- New emerging AI models showing that they can work with just a handful of Nvidia chips.
- Google is a company that follows Deepseek in the manufacture of a more powerful AI that requires less calculation.
- It does not look like a deep level problem for Nvidia – but there are warnings.
A new generation of AI models leads to more power of fewer fleas. If they trigger another Panic Because Nvidia is another matter.
Google led this week with a collection of smaller models – Gemma 3 – which seem to pack a serious punch with an out -of -competition feat: they work smoothly with a single NVIDIA chip, known as GPU.
Revealing the models on Wednesday, the CEO of Google Sundar Pichai highlighted their efficiency in a X postWriting that “you would need at least 10 times the calculation to get similar performance from other models.”
AdhereA startup based in Toronto led by former Googler Aidan Gomez, also published Thursday a new model called Thursday Order A, which is described as a “cutting edge” model that works on only two GPUs. (Business Insider, alongside other publishers, has Coheru understanding on violation of copyright.)
One of the main Deepseek lessons conferred on the world when it published an AI model in January was the ability to do more with less. The Chinese startup said its R1 model was competitive with the O1 model of Openai While saying that he needed fewer fleas.
The complaint sparked the biggest trial in one day in American stock market history, in which Nvidia has lost nearly $ 600 billion in value. The market wondered if a more efficient AI would reduce the demand for NVIDIA fleas – a request that helped it reach a record turnover in the year in 2024 of $ 130.5 billion.
At first glance, this new wave of models of AI seems to constitute an even greater threat, because they claim to be at the cutting edge of technology while needing a handful of GPU to execute.
A Gemma’s performance table on the Chatbot Arena industry workbook, for example – shared by Pichai – has shown that the model has surpassed those of Deepseek, Openai and Meta while being executed on less GPU.
But just because more companies learn to repress more performance from their AI with less jet Nvidia.
On the one hand, while the Deepseek saga took place, technological CEOs quickly noted Jevons paradox. The economic principle suggests that, as technology becomes more effective, the consumption of this technology will increase – and not decrease.
He could help explain why Google himself said he was planning to increase his Capital expenditure linked to AI This year at 75 billion dollars, which generally includes GPUs housed in essential data centers for AI.
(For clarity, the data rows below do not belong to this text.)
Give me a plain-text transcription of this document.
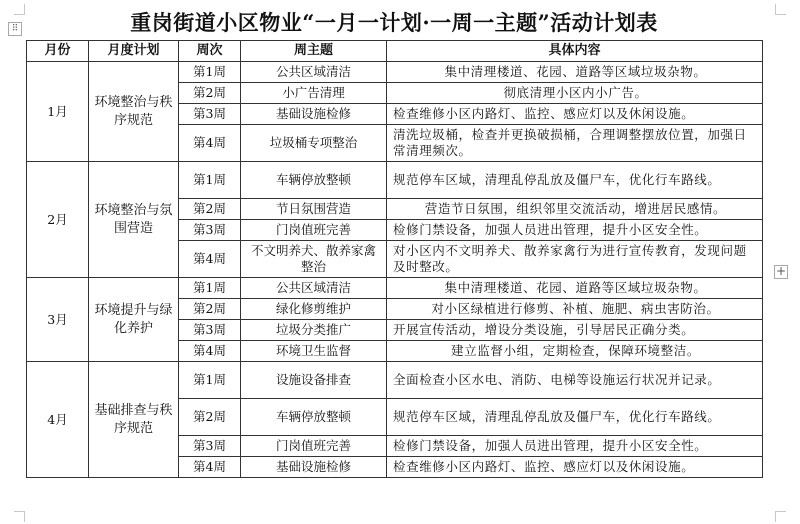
⠿
+
重岗街道小区物业“一月一计划·一周一主题”活动计划表
月份	月度计划	周次	周主题	具体内容
1月	环境整治与秩序规范	第1周	公共区域清洁	集中清理楼道、花园、道路等区域垃圾杂物。
		第2周	小广告清理	彻底清理小区内小广告。
		第3周	基础设施检修	检查维修小区内路灯、监控、感应灯以及休闲设施。
		第4周	垃圾桶专项整治	清洗垃圾桶，检查并更换破损桶，合理调整摆放位置，加强日常清理频次。
2月	环境整治与氛围营造	第1周	车辆停放整顿	规范停车区域，清理乱停乱放及僵尸车，优化行车路线。
		第2周	节日氛围营造	营造节日氛围，组织邻里交流活动，增进居民感情。
		第3周	门岗值班完善	检修门禁设备，加强人员进出管理，提升小区安全性。
		第4周	不文明养犬、散养家禽整治	对小区内不文明养犬、散养家禽行为进行宣传教育，发现问题及时整改。
3月	环境提升与绿化养护	第1周	公共区域清洁	集中清理楼道、花园、道路等区域垃圾杂物。
		第2周	绿化修剪维护	对小区绿植进行修剪、补植、施肥、病虫害防治。
		第3周	垃圾分类推广	开展宣传活动，增设分类设施，引导居民正确分类。
		第4周	环境卫生监督	建立监督小组，定期检查，保障环境整洁。
4月	基础排查与秩序规范	第1周	设施设备排查	全面检查小区水电、消防、电梯等设施运行状况并记录。
		第2周	车辆停放整顿	规范停车区域，清理乱停乱放及僵尸车，优化行车路线。
		第3周	门岗值班完善	检修门禁设备，加强人员进出管理，提升小区安全性。
		第4周	基础设施检修	检查维修小区内路灯、监控、感应灯以及休闲设施。
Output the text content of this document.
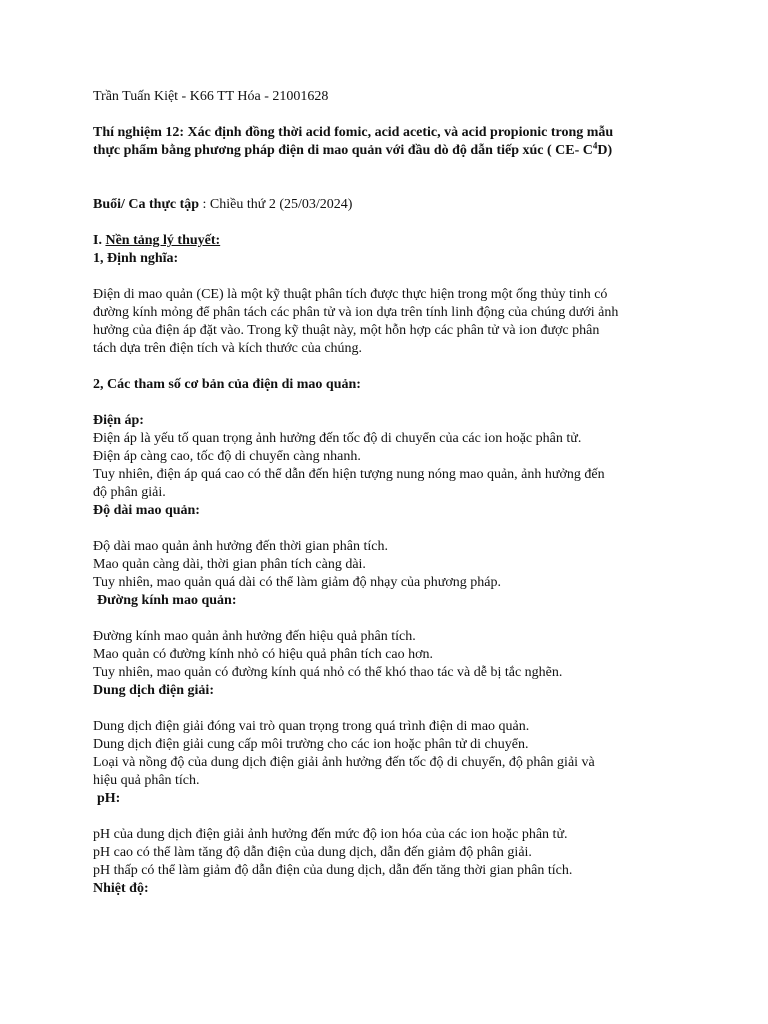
Trần Tuấn Kiệt - K66 TT Hóa - 21001628

Thí nghiệm 12: Xác định đồng thời acid fomic, acid acetic, và acid propionic trong mẫu

thực phẩm bằng phương pháp điện di mao quản với đầu dò độ dẫn tiếp xúc ( CE- $C^4D$)

Buổi/ Ca thực tập : Chiều thứ 2 (25/03/2024)

I. Nền tảng lý thuyết:

1, Định nghĩa:

Điện di mao quản (CE) là một kỹ thuật phân tích được thực hiện trong một ống thủy tinh có

đường kính mỏng để phân tách các phân tử và ion dựa trên tính linh động của chúng dưới ảnh

hưởng của điện áp đặt vào. Trong kỹ thuật này, một hỗn hợp các phân tử và ion được phân

tách dựa trên điện tích và kích thước của chúng.

2, Các tham số cơ bản của điện di mao quản:

Điện áp:

Điện áp là yếu tố quan trọng ảnh hưởng đến tốc độ di chuyển của các ion hoặc phân tử.

Điện áp càng cao, tốc độ di chuyển càng nhanh.

Tuy nhiên, điện áp quá cao có thể dẫn đến hiện tượng nung nóng mao quản, ảnh hưởng đến

độ phân giải.

Độ dài mao quản:

Độ dài mao quản ảnh hưởng đến thời gian phân tích.

Mao quản càng dài, thời gian phân tích càng dài.

Tuy nhiên, mao quản quá dài có thể làm giảm độ nhạy của phương pháp.

Đường kính mao quản:

Đường kính mao quản ảnh hưởng đến hiệu quả phân tích.

Mao quản có đường kính nhỏ có hiệu quả phân tích cao hơn.

Tuy nhiên, mao quản có đường kính quá nhỏ có thể khó thao tác và dễ bị tắc nghẽn.

Dung dịch điện giải:

Dung dịch điện giải đóng vai trò quan trọng trong quá trình điện di mao quản.

Dung dịch điện giải cung cấp môi trường cho các ion hoặc phân tử di chuyển.

Loại và nồng độ của dung dịch điện giải ảnh hưởng đến tốc độ di chuyển, độ phân giải và

hiệu quả phân tích.

pH:

pH của dung dịch điện giải ảnh hưởng đến mức độ ion hóa của các ion hoặc phân tử.

pH cao có thể làm tăng độ dẫn điện của dung dịch, dẫn đến giảm độ phân giải.

pH thấp có thể làm giảm độ dẫn điện của dung dịch, dẫn đến tăng thời gian phân tích.

Nhiệt độ:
Google was one of the main buyers of the latest generation of GPU Nvidia – the Blackwell chips Presented last year – it is therefore plausible to expect that they are among those who are ready to spend on the new NVIDIA GPU should unveil during its GTC event next week.
Until now, the market does not seem to be concerned by the latest developments in chip efficiency – the course of NVIDIA action has increased by around 6% since Tuesday.
There is a small warning to this.
Although the new Google Gemma models can use a single NVIDIA GPU to operate, it seems that the training of new models took place with the own Google chips, called tensor treatment units, or TPU.
Technology and Google technology giants have spent years working on their own silicon as a means of reducing their dependence on Nvidia, so Gemma poses a curious situation in which Google produced a competitive AI model without using NVIDIA GPU for training.
However, it is unlikely that a company like Google will reduce its dependence on Nvidia GPU in a significant way – and for a simple reason.
The company’s pressure to produce more effective models occurs in parallel with its development of more powerful and large -scale gemini ai models which aim to push the limits of intelligence. The success of these models, for the moment, depends on access to as much calculation as possible.
This approach was recently validated by the release of Grok 3, the latest AI frontier model of Elon Musk’s startup. Its version came with a note that a future version of the model would be formed on a larger one, GPU cluster of 200,000.
The future of the development of AI therefore resembles one in which two different paths emerge in tandem: one in which smaller and more effective models emerge which work on less GPU, and another in which large -scale models continue to browse as much GPU as possible.